Balanced reporting is an ideal. We should not abandon ideals because they are hard to live up to but we should try harder to live up to them. Every journalist should be aware of their orientation and then systematically try to eliminate it from their work.

But if a reporter is convinced that his or her orientation is in fact correct, they’d actually be doing a disservice to their readers/viewers/listeners by trying to be more “balanced.”

On a separate but related note, I think the odds of a savvy news consumer making sense of the news is greater than the odds of an entire news organization figuring out what is meant by “balanced” reporting, figuring out guidelines to reach said balance, then systematically and consistently following those guidelines.

OTOH there is no ethical or moral obligation to give folly or outright evil a “balanced treatment.” Being balanced and fair means identifying and treating Richard Spencer at all times like the racist lunatic fringe he is and giving him no more time or respect than that deserves.
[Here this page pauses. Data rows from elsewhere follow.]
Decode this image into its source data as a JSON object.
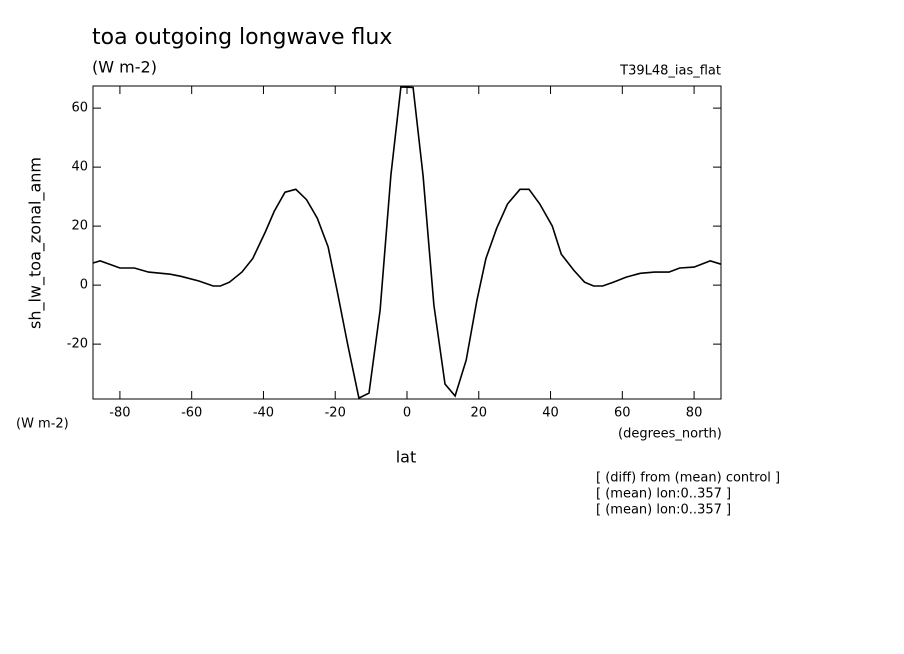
{
  "chart_data": {
    "type": "line",
    "title": "toa outgoing longwave flux",
    "units": "(W m-2)",
    "run_label": "T39L48_ias_flat",
    "y_label": "sh_lw_toa_zonal_anm",
    "y_units": "(W m-2)",
    "x_units": "(degrees_north)",
    "x_label": "lat",
    "notes": [
      "[ (diff) from (mean) control ]",
      "[ (mean) lon:0..357 ]",
      "[ (mean) lon:0..357 ]"
    ],
    "xlim": [
      -87.5,
      87.5
    ],
    "ylim": [
      -38.6,
      67.5
    ],
    "xticks": [
      -80,
      -60,
      -40,
      -20,
      0,
      20,
      40,
      60,
      80
    ],
    "yticks": [
      -20,
      0,
      20,
      40,
      60
    ],
    "series": [
      {
        "color": "#000000",
        "x": [
          -87.5,
          -85.5,
          -80,
          -76,
          -72,
          -66,
          -63,
          -58,
          -54,
          -52,
          -49.5,
          -46,
          -43,
          -39.5,
          -37,
          -34,
          -31,
          -28,
          -25,
          -22,
          -19.5,
          -16.5,
          -13.4,
          -10.6,
          -7.5,
          -4.5,
          -1.7,
          1.7,
          4.5,
          7.5,
          10.6,
          13.4,
          16.5,
          19.5,
          22,
          25,
          28,
          31.5,
          34,
          37,
          40.5,
          43,
          46.5,
          49.5,
          52,
          54.5,
          57.5,
          61,
          65,
          69,
          73,
          76,
          80,
          84.5,
          87.5
        ],
        "values": [
          7.5,
          8.2,
          5.8,
          5.8,
          4.4,
          3.7,
          3,
          1.4,
          -0.3,
          -0.3,
          1,
          4.4,
          9,
          18,
          25,
          31.5,
          32.5,
          29,
          22.7,
          13,
          -1.7,
          -20.3,
          -38.3,
          -36.6,
          -8.5,
          37.3,
          67.2,
          67,
          37,
          -6.8,
          -33.5,
          -37.6,
          -25.4,
          -5,
          9,
          19.3,
          27.5,
          32.5,
          32.5,
          27.5,
          20,
          10.5,
          5,
          1,
          -0.3,
          -0.3,
          1,
          2.7,
          4,
          4.4,
          4.4,
          5.8,
          6.1,
          8.2,
          7.1
        ]
      }
    ]
  }
}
Right. “Balanced” reporting about things like climate change give undue weight to anti-science and delusional nuts by trying to “balance” the coverage between the two sides, as if there’s a legitimate opposing viewpoint to be had.

There’s NOT a legitimate opposing viewpoint- there’s climate change, and then there are dangerous lunatics, ignorant fools, and evil bastards who seriously question it.

And treating it as an issue that’s not settled, and where both sides are equally valued normalizes the idea that there’s a debate to be had, which is entirely horrible.

So good journalists should strive, IMO, to reveal the truth, not necessarily to try and provide a “balanced” view.

If there is to be any sort of balance, it has to be balance that is based on the actual numbers, not just some idea that you should always represent both sides. If one side is better believed or has more evidence, then it gets more time. That is balance. And if we’re beyond 95% confidence, leave out the opposing view altogether.

Though, frankly, I think there is too much focus on balance and opinions and not on facts and reporting what we know to be true.

Still, I thought normalization was more about “don’t pretend that what Trump does is normal. Don’t pretend that the alt-right is normal. Report racism as racism. Report what Trump does the way you would about any other president.”

Think about the tax return issue. A candidate not releasing his tax returns was considered a non starter ten years ago. You’d be dead in the water if you refused.

Romney tried to get away with it, and finally relented, releasing a single year (the year when he knew he was running for president, and likely knew he would have to release it, so he likely paid way higher taxes than the years we didn’t see). This normalized not releasing tax returns and allowed Trump to not release a damn thing, and he only took a minimum of flack for it.

In 2020, releasing one’s tax returns is probably not expected anymore because the last two election cycles normalized the process.

The American electorate elected Trump. How do you normalize his movement more than that? The media can’t pretend this didn’t happen.